The Idiot: Hippolite’s Attempted Suicide

Was Hippolite’s attempted suicide just for show? An attempt to make his mark on this world before his short life ended of natural causes?

This morning I caught up with the plot and breathed a sigh of relief. For a while there, I thought maybe I’d finish the book wondering what exactly I had read.

I just calculated how much longer I’ll be with these people. I’m worried I’m boring the crud out of everyone, but it can’t be helped. Only a few more days it looks like. By this weekend, I’ll be combing the TBR shelf for a new read, and hopefully not completely forgetting this one.

Any suggestions?

Here’s something to chew on for bit… There are “spoilers” here, I suppose, but it’s a classic, like I said in my first post.

Hippolite, the young man I told you about yesterday, attempted suicide in front of everyone after reading a long statement about why.

“Perhaps I really did force his hand – by not saying anything. Perhaps he thought I too was doubting he would shoot himself. What do you think, Yevgeny Pavlovitch?”

“Nothing of the sort. You keep worrying because you’re too good and kind. I’ve heard of such things, but I’ve never seen in real life how a man could deliberately shoot himself to win praise, or out of anger because he did not receive it. Above all, I could not have believed such an authentic expression of a feeble will. Still you should chase him off tomorrow.”

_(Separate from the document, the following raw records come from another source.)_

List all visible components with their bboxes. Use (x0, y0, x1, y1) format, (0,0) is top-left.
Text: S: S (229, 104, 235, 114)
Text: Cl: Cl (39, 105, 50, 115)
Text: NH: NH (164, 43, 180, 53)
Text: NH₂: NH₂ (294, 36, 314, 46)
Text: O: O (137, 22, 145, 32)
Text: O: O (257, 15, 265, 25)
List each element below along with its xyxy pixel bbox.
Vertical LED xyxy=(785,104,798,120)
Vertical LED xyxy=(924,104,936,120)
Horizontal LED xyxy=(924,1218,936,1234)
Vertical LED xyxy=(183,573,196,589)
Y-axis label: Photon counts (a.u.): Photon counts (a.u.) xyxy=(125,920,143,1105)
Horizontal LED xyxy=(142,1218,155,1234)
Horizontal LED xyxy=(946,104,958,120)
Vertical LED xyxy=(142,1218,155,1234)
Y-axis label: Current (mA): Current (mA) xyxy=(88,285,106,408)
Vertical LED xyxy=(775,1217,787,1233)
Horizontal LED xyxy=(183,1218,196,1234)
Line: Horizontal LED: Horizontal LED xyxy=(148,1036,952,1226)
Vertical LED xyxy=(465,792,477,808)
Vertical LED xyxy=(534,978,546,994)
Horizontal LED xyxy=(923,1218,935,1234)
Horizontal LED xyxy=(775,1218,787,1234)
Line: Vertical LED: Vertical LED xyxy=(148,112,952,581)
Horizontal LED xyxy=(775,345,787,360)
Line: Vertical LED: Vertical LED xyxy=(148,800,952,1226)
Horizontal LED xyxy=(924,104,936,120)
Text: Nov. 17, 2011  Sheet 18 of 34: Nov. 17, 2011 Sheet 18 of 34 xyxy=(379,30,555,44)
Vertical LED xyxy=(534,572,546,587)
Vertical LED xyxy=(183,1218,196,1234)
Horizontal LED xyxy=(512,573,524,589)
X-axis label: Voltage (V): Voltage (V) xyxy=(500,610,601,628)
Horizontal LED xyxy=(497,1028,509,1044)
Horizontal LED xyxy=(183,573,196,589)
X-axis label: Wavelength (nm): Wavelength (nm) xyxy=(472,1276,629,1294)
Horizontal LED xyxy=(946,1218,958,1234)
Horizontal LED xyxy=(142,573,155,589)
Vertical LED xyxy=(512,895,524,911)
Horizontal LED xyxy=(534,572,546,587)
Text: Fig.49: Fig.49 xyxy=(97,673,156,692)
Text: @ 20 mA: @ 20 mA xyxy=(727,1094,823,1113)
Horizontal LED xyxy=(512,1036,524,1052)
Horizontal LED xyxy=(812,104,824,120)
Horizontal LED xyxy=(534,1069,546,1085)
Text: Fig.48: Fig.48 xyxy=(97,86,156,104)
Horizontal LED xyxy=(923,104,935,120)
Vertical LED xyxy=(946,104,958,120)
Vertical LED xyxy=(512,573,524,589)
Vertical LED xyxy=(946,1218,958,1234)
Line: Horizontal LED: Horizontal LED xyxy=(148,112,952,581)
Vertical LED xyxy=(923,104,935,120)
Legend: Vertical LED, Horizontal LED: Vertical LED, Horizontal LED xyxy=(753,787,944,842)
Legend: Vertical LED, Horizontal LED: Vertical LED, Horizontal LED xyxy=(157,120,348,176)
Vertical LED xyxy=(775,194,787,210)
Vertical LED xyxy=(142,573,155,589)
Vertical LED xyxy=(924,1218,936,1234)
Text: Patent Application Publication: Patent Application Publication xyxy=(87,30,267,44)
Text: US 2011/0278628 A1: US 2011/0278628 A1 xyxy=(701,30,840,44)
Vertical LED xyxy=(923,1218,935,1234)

“Do you think he will shoot himself again?”

“No, he won’t now. But beware these home-grown Lacenaires of ours. I say it again, crime is all too often the haven of these mediocre, impatient, and greedy nonentities.”

“Is he a Lacenaire?”

“Essentially the same – though their activities may be different. But you see whether this young gentleman isn’t capable of murdering ten people just for the sake of ‘performance’; just as he himself read to us in his ‘statement.’ Now those words of his won’t let me sleep.”

“Perhaps your fears are exaggerated?”

“You’re amazing, Prince. You don’t believe he is capable of killing ten people now.”

“I’m afraid to answer you. It’s all very strange, but – “

Interesting… I had to look up what a “Lacenaire” is. He was referring to a French criminal that did terrible things, seemingly, for fame and fortune. I found an article about Lacenaire here. And there’s a movie that is now added to my watchlist.

But was that what Hippolite was doing, trying to get attention? It did seem that way. If you were uninterested in living out the rest of your days, understandable given his circumstances, then why not just say your goodbyes quietly and go? Why torture the people you care about by making a performance of it and making them watch?

Those men were not his family and friends, so I’m leaning toward the idea that he was making a show and had no real intention of killing himself. He was very young and believes he is dying. Maybe this was his immature way of trying to make a mark on this world.

But does that make him capable of murder in the future? Possibly, but I think the prince is right in thinking that his friend is exaggerating a bit.

And the prince, once again, does well by withholding his opinions and questions. He’s a good man, honest and sincere. In this instance, I think he does more good by risking his personal safety in the interest of giving Hippolite the benefit of the doubt. He may even come to a better understanding of the boy than anyone else, and prove to Hippolite there are better ways to leave your mark.